There’s a certain romance to cities after dark, when the soft glowing streetlamps burn up the deserted avenues. Whether you’re strolling down the boulevards in Montreal, traipsing through muddy streets in London, or riding atop the handlebars of a rickety red bicycle through the stony footpaths in Ljubljana, you can’t help but take notice how busy quarters transform into hollow jungles at sundown – places where only the shadows dance and twist with the haunting movements of late-night commuters.

DREAMER

It took me nearly three months to muster the courage to walk through Dar after dark. I let the labels (third world, crime, night) get the best of me.
But then, at nearly ten weeks in, (and thanks to some familiar faces camped out at the Econolodge in the downtown core) we decided it was time to make the effort.
It was 10pm on a Saturday, and we hailed a 3$ cab to take us to the corner of Morogoro road and Libya street.

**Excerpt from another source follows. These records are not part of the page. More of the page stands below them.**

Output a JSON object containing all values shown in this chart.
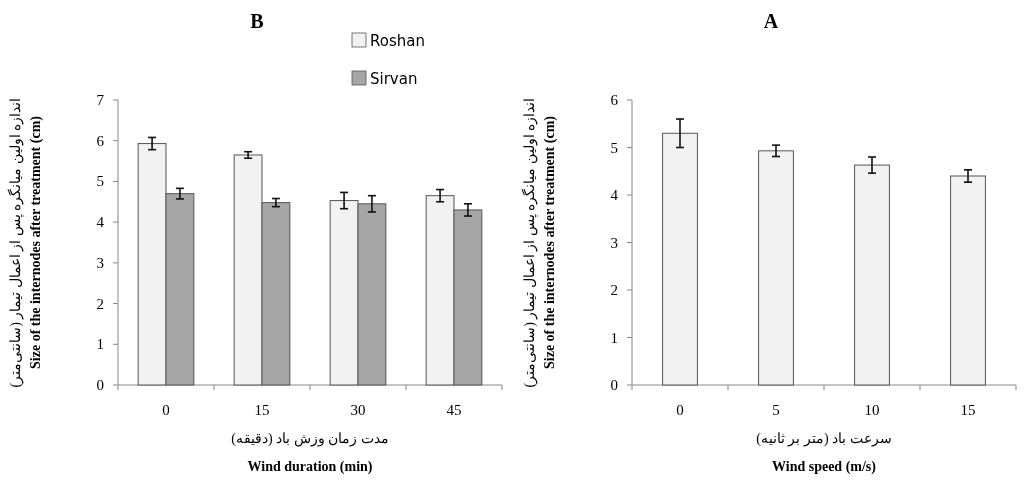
{
  "chart_data": [
    {
      "type": "bar",
      "title": "B",
      "categories": [
        "0",
        "15",
        "30",
        "45"
      ],
      "xlabel": "مدت زمان وزش باد (دقیقه)\nWind duration (min)",
      "ylabel": "اندازه اولین میانگره پس از اعمال تیمار (سانتی‌متر)\nSize of the internodes after treatment (cm)",
      "ylim": [
        0,
        7
      ],
      "yticks": [
        0,
        1,
        2,
        3,
        4,
        5,
        6,
        7
      ],
      "legend": "top right",
      "grid": false,
      "series": [
        {
          "name": "Roshan",
          "color": "#f2f2f2",
          "values": [
            5.93,
            5.65,
            4.53,
            4.65
          ],
          "errors": [
            0.15,
            0.08,
            0.2,
            0.15
          ]
        },
        {
          "name": "Sirvan",
          "color": "#a6a6a6",
          "values": [
            4.7,
            4.48,
            4.45,
            4.3
          ],
          "errors": [
            0.13,
            0.1,
            0.2,
            0.15
          ]
        }
      ]
    },
    {
      "type": "bar",
      "title": "A",
      "categories": [
        "0",
        "5",
        "10",
        "15"
      ],
      "xlabel": "سرعت باد (متر بر ثانیه)\nWind speed (m/s)",
      "ylabel": "اندازه اولین میانگره پس از اعمال تیمار (سانتی‌متر)\nSize of the internodes after treatment (cm)",
      "ylim": [
        0,
        6
      ],
      "yticks": [
        0,
        1,
        2,
        3,
        4,
        5,
        6
      ],
      "grid": false,
      "series": [
        {
          "color": "#f2f2f2",
          "values": [
            5.3,
            4.93,
            4.63,
            4.4
          ],
          "errors": [
            0.3,
            0.12,
            0.17,
            0.13
          ]
        }
      ]
    }
  ]
}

Stepping out on the dirt sidewalk, it took only moments to spot the sign for the hotel. It was a half-lit blue and white eyesore with a giant red arrow pointing towards the lobby (conveniently located at the far end of a Hitchcock-style dark and ominous alleyway – lovingly dubbed ‘crack-alley’ by the hotel guests).
It wasn’t a love-at-first-sight introduction. We stood, three jailbait tourists staring into the shadows, trying to work out how to get to the entrance without being attacked by a hooligan or radioactive rodent. But crack-alley was just the tip of the iceberg.
I’ve wandered through a few moonlit cities, but the combination of dark and deserted has never been so startlingly complete. For two hours, there wasn’t a sign of life beyond a few sleepy-looking taxis that rolled through the abandoned streets, starved for fares in the twilight hours. From the high-rises office towers to the low-income apartments, every window was filled with the same blackness. We walked single file, following the lights of neon-tinted shop signs, to a late-night Lebanese café that served hot mint tea and shisha. After all the anticipation, it was a fairly sweet and underwhelming first impression – no violence, no debauchery, just a soft and settled sort of charm.